I’m a Christian. I’m thirty-one years old, and I’m scared.
I believe that I am going to heaven, but I’m scared of what an increase in death might be like in our community.
My heart breaks for the people around the world who have lost loved ones already, and I feel the fear they felt as their family members got sicker and sicker.
I believe that God can heal, but I’ve only ever known sickness in the context of calm hospital spaces, with kind doctors and social workers who pass you tissues and give you space and time to grieve.

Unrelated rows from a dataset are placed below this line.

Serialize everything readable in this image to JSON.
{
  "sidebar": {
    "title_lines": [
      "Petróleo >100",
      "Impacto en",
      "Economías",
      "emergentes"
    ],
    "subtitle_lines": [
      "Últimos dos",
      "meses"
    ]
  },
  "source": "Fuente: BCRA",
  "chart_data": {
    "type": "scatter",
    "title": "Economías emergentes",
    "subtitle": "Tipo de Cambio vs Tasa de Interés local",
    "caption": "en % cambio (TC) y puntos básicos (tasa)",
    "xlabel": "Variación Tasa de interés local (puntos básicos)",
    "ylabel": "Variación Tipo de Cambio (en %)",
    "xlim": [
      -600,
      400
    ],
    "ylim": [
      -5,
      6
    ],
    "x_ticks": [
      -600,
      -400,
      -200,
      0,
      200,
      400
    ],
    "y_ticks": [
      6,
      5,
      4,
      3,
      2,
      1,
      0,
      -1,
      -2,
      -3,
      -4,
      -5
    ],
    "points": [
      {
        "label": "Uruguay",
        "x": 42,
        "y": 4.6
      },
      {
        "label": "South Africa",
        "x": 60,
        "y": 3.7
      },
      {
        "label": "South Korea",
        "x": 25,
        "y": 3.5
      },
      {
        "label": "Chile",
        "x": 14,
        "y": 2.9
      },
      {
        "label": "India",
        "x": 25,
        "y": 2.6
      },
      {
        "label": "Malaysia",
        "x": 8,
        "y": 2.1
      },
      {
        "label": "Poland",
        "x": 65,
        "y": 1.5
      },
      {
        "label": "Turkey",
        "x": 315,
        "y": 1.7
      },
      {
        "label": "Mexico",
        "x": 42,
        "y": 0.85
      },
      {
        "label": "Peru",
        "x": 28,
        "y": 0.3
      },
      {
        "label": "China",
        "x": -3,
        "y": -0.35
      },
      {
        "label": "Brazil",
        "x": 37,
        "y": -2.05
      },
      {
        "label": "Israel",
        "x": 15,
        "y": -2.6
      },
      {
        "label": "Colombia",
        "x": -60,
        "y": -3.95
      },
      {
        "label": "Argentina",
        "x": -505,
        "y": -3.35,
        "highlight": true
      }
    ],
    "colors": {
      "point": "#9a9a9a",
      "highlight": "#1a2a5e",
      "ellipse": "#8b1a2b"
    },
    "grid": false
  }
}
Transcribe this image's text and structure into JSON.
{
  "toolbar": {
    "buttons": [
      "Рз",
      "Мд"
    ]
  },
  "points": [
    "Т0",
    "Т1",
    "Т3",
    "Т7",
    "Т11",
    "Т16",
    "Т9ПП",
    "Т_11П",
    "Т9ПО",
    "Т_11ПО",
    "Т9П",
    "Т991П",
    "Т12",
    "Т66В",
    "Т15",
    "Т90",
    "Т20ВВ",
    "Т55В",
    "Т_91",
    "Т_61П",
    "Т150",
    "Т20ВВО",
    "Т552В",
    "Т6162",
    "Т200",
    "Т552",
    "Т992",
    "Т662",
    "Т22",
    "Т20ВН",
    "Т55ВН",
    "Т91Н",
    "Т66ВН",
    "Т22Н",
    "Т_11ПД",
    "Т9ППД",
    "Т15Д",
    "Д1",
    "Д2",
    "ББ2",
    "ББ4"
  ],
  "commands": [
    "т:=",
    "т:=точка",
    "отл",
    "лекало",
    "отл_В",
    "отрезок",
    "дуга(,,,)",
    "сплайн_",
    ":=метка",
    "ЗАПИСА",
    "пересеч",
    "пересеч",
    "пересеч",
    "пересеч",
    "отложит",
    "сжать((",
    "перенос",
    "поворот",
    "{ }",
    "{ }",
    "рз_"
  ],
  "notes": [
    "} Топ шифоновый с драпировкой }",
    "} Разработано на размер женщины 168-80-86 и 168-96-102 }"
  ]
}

I don’t know what it’s like to be sick and isolated, in crowded hospitals stretched to capacity.
I believe we are members of God’s family, a family that stretches across generations, and thousands of years.
But right now I worry about the family you’ve given me here. The brother who is overseas, will he make it home?
My parents who live alone in a new city, with no family to drop in a meal if they get sick and isolated, the sister who had pneumonia last year, the ones who live alone.
I believe that God provides, but I’m scared. I don’t know what trusting you looks like in times of scarcity.
I’ve spent my life giving thanks to you for the food on our table, but I didn’t know there wouldn’t always be more on the grocery store shelves.
I believe all we need is love, his perfect love, but I’m scared.
I’m scared about what my faith is when we can’t meet together in church, to hug and pray.
I believe that God protects, but I’m scared. I’m scared for all the health workers I know and love. Who already give so much and will stand in the front lines.
And for those who work in the grocery stores and pharmacies too, I’m scared there won’t be enough hand sanitiser and face masks to protect them and their families.
I’m a Christian, but I’m scared.
All day long, your words come to me.
‘Don’t worry about anything.’
And ‘Be Strong and courageous… for the Lord, your God is with you.’
You tell me nothing will separate me from your love. And that I should be joyful in hope, patient in affliction, faithful in prayer.
I know many others have seen darker days, but Lord, this is new for me.
I know my brothers and sisters overseas have faced outbreaks far deadlier, persecution far scarier and death far nearer.
I knew about famine, injustice and suffering.
I thought when I prayed for those facing it, I understood, but I was wrong.
Lord, this is new for me, and I have a lot to learn.
So here I am Lord, I’m a Christian, and I’m scared.
And I know this is when it matters most, when those around us need light in the darkness, hope in despair.
So Father, can I lay this fear down at your feet.
And would you show me how to make you my rock, my shield, my strength.